Josephine Baker was born in St. Louis, Missouri. Her painful childhood in a city marked by racial segregation will be the starting point of a fight for life. A Parisian since 1925, she became famous thanks to the show La Revue Nègre where she danced to a Charleston rhythm. Divorced four times, bisexual and militant, she became a figure of resistance during the Nazi occupation. She continues thereafter to be involved, alongside the Civil Rights Movement of Martin Luther King in particular.

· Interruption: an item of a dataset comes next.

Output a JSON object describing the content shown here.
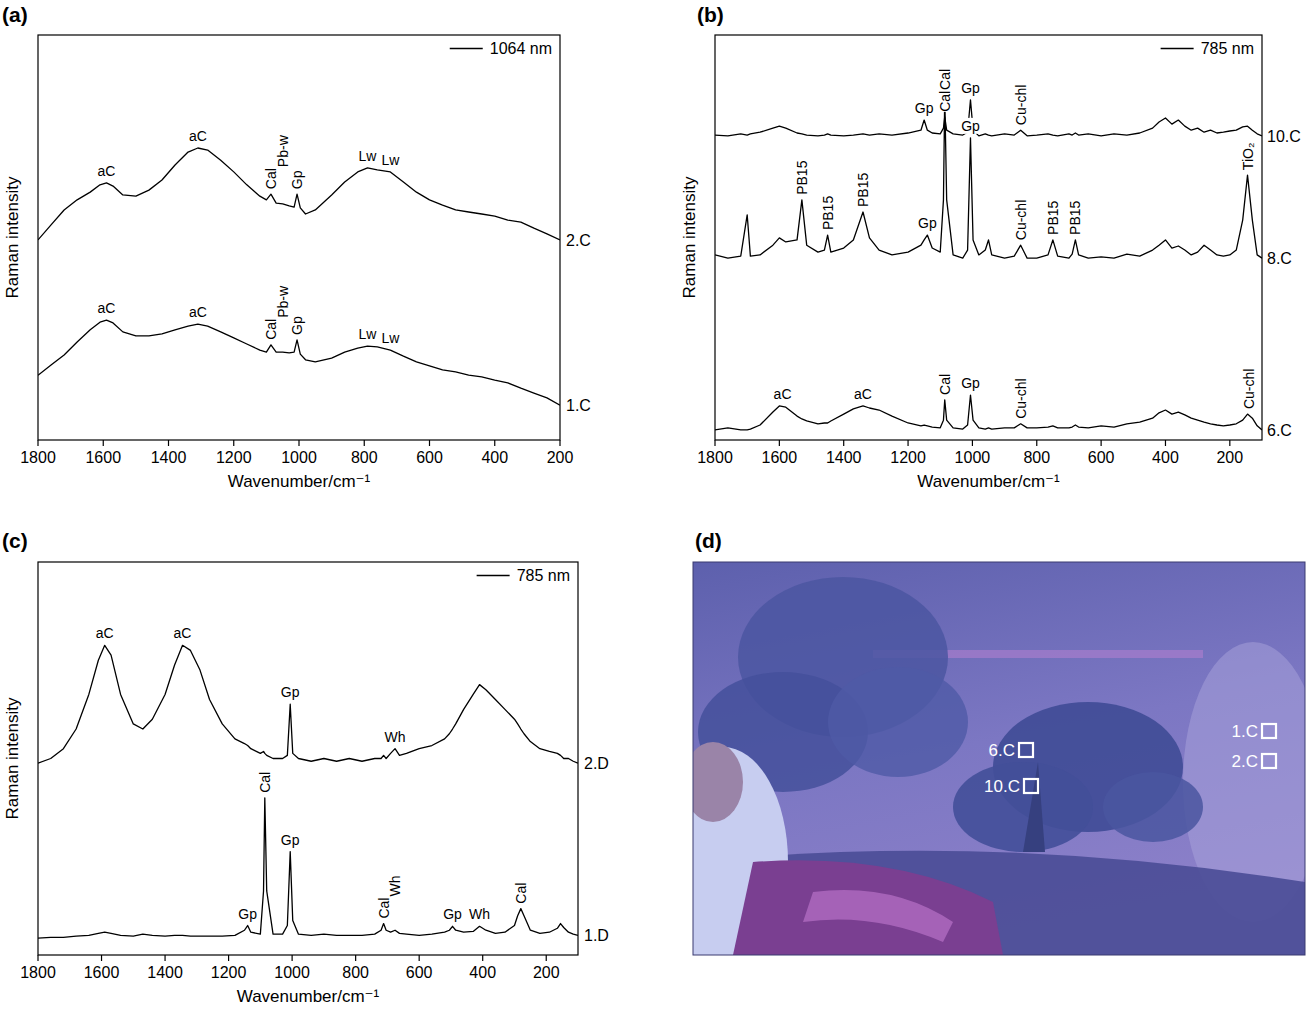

Simone de Beauvoir is a French intellectual and major figure of 20th century feminism. Her work Le Deuxième Sexe (1949) is the starting point for the analysis of gender as a social construction, distinct from the biological sex. She was one of the signatories of the Manifesto of 121 (1960) declaring the " right to insubordination in the Algerian wa r", and then wrote the Manifesto of 343 (1971), in favor of the legalization of abortion.